Let $X$ be a normed space.
Prove that a linear functional $f:X \to \mathbb{R}$ is continuous if and only if there is a number $ c \in {0, \infty}$ such that $$|f(x)| \leq c\|x\|$$ for all $x \in X$
This is the proof:
Suppose there is a number $ c \in {0, \infty}$ such that $$|f(x)| \leq c\|x\|$$
Then if $x_n \to x_0$ in $X$, we have $$|f(x_n)-f(x_0)|=|f(x_n-x_0)| \leq c \|x_n -x_0\| \to 0$$ as $n \to \infty$. So $f$ is continuous
How does $c \|x_n -x_0\| \to 0$?
For the converse suppose that no such $c$ exists.
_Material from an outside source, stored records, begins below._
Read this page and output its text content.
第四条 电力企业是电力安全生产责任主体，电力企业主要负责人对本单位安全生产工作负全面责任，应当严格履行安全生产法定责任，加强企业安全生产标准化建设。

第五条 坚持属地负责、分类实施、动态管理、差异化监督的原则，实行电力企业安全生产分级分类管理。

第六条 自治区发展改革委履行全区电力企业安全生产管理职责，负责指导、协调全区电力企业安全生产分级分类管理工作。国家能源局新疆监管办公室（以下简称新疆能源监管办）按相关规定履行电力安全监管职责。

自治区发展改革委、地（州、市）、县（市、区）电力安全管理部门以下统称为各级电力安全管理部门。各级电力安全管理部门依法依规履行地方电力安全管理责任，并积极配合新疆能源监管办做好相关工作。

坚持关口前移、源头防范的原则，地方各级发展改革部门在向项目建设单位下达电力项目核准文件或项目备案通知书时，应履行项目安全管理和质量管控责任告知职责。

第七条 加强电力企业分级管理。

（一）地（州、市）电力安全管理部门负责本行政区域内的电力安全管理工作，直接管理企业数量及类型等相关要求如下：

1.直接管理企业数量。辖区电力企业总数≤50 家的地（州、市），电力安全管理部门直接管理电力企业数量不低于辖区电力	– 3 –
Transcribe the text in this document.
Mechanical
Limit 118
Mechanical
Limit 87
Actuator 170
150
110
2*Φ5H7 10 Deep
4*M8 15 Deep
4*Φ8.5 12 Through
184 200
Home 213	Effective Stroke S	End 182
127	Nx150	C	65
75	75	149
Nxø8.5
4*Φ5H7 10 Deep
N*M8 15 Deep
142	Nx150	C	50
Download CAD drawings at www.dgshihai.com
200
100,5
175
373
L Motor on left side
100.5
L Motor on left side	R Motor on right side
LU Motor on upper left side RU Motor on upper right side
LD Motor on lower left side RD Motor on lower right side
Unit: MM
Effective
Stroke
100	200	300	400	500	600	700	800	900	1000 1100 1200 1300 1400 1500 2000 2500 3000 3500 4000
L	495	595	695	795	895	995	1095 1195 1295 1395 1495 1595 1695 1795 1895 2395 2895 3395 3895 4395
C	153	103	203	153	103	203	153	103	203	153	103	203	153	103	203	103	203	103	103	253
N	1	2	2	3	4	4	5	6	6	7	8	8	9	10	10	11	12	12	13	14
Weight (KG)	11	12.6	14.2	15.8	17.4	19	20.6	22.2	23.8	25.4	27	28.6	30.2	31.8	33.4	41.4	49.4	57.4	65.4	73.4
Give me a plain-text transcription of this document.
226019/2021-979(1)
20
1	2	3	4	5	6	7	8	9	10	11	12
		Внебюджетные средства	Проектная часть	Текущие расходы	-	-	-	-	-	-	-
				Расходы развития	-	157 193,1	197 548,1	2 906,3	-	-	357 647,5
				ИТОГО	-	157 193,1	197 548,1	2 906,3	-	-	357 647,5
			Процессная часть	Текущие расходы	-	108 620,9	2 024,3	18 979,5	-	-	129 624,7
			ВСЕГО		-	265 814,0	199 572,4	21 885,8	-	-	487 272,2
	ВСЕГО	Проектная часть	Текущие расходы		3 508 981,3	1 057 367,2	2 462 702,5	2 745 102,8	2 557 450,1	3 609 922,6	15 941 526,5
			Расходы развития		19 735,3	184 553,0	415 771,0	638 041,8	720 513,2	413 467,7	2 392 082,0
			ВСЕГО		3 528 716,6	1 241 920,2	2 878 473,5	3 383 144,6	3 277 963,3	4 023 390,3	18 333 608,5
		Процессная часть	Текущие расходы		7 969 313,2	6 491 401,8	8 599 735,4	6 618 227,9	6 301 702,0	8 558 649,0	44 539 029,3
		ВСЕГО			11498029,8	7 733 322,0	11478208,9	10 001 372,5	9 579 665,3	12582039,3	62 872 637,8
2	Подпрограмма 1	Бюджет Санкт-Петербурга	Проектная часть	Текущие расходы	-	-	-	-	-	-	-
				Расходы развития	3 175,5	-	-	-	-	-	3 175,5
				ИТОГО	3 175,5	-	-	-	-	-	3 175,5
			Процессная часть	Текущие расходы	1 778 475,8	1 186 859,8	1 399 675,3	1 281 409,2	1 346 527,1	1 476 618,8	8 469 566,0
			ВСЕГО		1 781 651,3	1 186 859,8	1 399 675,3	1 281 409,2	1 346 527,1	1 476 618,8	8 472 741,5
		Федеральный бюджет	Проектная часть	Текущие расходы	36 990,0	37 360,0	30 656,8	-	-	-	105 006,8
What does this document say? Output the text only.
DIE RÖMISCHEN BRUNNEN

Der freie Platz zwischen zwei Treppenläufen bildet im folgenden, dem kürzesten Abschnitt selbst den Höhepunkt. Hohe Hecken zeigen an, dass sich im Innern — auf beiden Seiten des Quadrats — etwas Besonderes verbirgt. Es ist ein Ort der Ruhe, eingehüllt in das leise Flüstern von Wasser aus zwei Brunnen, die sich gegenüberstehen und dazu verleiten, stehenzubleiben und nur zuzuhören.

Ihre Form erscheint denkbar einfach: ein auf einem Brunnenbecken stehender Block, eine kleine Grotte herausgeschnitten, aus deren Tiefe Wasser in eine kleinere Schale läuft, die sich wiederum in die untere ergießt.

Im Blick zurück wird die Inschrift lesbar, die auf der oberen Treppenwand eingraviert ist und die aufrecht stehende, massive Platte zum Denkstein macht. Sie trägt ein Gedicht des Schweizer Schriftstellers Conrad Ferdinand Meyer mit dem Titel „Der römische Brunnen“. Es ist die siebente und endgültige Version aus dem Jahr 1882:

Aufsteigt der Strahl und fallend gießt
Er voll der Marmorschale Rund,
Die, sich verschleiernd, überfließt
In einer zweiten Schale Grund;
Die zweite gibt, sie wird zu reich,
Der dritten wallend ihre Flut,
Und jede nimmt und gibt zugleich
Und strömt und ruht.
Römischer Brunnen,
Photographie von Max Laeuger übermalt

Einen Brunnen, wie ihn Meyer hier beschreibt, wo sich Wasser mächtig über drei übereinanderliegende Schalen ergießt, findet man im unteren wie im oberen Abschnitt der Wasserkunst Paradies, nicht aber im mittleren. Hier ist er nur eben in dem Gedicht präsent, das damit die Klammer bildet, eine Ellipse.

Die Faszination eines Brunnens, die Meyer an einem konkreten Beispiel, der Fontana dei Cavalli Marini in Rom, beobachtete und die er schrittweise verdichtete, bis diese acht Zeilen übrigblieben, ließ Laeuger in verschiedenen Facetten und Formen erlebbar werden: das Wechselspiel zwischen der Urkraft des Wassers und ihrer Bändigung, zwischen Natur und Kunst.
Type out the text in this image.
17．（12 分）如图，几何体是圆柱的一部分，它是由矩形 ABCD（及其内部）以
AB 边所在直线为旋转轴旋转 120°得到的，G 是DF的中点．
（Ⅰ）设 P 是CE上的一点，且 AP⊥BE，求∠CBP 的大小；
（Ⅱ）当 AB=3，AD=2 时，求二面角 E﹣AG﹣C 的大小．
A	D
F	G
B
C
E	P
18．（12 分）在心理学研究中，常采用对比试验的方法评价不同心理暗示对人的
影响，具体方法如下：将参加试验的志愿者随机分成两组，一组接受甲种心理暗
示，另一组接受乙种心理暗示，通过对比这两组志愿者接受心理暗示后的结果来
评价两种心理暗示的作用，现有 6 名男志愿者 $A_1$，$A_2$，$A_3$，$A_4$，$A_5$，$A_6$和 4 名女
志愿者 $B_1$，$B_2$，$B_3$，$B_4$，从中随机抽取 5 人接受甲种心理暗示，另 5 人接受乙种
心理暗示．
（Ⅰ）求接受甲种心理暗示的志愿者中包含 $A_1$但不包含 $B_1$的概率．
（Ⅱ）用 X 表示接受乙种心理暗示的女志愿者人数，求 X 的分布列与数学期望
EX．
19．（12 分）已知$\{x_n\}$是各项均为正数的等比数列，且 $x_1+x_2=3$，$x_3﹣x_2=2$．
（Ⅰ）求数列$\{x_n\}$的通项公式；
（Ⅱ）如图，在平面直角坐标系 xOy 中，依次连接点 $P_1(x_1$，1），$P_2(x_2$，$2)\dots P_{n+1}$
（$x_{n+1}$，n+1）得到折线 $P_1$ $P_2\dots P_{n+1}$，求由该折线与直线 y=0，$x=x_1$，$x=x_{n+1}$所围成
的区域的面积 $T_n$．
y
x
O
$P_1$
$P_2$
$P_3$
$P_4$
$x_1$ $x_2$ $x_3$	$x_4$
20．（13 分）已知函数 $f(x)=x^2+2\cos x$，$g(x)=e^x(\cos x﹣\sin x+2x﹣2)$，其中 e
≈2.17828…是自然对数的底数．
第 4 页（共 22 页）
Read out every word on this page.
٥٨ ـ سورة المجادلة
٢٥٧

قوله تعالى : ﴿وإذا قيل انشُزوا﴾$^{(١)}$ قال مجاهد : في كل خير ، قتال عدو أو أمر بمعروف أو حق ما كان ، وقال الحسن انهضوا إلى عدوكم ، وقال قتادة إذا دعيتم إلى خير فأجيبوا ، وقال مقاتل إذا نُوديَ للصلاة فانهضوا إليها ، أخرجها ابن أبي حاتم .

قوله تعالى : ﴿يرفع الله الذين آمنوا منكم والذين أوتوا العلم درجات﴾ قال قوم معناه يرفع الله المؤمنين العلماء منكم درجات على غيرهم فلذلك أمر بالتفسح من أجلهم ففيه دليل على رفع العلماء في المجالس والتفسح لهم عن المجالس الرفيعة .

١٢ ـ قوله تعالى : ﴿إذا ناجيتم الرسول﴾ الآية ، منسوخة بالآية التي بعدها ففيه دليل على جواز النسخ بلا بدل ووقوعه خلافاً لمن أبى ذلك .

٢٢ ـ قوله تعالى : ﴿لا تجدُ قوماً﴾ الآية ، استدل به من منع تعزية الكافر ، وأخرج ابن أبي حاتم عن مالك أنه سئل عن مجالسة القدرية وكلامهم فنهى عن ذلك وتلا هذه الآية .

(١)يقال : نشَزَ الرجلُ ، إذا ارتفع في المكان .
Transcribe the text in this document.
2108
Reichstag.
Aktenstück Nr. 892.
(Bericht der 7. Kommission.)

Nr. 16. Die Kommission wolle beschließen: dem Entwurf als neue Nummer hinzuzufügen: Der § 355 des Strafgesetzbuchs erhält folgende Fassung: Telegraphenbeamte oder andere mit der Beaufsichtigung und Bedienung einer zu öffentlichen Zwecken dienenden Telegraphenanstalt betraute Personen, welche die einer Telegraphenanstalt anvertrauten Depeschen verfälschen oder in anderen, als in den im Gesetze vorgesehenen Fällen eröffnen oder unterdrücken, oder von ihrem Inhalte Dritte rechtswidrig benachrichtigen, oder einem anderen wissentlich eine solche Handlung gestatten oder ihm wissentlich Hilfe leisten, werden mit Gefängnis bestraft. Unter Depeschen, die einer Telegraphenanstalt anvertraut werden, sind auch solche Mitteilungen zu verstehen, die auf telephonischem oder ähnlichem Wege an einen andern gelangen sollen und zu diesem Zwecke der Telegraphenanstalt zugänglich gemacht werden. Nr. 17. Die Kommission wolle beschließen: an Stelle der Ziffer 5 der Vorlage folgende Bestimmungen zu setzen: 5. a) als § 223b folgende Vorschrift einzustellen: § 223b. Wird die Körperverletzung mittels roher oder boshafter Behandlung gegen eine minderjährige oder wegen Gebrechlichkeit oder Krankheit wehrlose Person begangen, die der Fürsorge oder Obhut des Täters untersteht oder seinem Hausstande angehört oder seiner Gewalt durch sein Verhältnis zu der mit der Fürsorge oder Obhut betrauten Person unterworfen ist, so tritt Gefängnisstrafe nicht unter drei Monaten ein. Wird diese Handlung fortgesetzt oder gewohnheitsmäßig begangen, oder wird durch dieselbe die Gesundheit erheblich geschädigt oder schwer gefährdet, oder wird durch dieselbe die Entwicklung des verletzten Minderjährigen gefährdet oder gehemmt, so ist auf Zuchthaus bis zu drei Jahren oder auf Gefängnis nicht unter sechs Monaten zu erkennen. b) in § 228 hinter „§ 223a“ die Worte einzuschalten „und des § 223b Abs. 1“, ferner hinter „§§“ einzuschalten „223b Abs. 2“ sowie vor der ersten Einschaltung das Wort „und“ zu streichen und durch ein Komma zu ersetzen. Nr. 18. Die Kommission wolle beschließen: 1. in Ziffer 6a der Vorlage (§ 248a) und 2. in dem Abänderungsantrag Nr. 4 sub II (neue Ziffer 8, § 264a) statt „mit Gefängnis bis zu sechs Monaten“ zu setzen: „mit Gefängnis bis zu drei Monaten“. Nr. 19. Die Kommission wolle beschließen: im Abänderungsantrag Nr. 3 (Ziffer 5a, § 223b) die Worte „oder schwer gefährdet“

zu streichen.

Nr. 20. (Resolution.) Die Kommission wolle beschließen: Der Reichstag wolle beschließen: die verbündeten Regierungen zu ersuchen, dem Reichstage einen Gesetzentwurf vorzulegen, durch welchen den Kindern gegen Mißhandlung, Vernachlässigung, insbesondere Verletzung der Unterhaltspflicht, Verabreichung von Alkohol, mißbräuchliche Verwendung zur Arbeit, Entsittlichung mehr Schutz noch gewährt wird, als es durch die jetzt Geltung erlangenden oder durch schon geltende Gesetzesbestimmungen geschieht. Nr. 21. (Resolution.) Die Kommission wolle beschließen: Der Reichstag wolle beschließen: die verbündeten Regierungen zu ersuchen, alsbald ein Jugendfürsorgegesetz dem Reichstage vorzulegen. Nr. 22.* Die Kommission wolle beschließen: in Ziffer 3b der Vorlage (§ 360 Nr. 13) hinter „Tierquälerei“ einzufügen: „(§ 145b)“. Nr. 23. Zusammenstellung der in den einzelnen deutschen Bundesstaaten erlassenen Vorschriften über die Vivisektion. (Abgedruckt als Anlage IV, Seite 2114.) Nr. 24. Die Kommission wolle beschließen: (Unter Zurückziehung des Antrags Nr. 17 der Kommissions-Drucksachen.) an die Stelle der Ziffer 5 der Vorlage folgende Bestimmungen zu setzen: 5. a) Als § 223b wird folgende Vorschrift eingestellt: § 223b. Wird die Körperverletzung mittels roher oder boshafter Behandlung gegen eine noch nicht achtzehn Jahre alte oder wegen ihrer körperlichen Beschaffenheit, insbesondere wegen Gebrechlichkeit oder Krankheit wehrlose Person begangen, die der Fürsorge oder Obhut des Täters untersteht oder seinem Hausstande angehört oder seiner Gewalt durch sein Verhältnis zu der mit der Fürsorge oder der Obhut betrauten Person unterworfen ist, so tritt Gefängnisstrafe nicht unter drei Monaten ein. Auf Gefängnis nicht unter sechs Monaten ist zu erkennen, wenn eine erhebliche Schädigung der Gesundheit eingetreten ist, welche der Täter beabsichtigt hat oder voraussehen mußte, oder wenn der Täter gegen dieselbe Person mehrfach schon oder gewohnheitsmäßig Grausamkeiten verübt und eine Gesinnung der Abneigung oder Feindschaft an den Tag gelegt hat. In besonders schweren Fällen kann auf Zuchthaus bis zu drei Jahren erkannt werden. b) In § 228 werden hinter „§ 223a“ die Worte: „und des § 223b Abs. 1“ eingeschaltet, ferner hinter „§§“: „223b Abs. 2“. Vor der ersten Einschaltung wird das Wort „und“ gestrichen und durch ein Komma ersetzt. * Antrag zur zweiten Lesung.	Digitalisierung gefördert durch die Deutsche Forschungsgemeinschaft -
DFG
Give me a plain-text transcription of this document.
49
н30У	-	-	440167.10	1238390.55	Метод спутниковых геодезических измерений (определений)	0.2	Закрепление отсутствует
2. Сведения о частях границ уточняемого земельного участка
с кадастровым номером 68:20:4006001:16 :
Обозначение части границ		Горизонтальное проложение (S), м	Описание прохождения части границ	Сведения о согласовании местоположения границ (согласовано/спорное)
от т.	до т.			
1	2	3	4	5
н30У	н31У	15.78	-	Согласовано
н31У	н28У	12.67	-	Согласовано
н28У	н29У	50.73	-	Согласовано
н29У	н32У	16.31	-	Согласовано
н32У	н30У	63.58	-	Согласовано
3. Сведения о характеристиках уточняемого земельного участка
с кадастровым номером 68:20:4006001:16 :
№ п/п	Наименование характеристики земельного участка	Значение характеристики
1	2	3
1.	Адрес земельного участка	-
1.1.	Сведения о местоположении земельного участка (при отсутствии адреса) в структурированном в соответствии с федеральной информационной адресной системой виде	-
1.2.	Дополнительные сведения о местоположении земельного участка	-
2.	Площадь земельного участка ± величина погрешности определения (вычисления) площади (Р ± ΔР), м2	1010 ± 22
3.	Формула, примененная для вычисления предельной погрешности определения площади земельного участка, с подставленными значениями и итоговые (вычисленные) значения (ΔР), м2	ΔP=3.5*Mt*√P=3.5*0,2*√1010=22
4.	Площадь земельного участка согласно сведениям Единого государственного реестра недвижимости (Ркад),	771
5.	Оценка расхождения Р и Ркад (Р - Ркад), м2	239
Then for all $n$ there exists $x_n \in X$ with $$|f(x_n)| > n\|x_n\|$$
Where does this come from?
We must have $x_n \neq 0$ so we can set $$y_n =\frac{1}{n} \frac{x_n}{\|x_n\|}$$
Where does this come from?
Also why does $\|y_n\| =\frac{1}{n}$?
The proof concludes by saying $$\left|f(y_n)\right|=\left|f\left(\frac{1}{n} \cdot\frac{x_n}{\|x_N\|}\right)\right|=\frac{1}{n} \frac{|f(x_n)|}{\|x_n\|} > 1$$ so f is not continuous.
Why greater than 1? And why is f not continuous?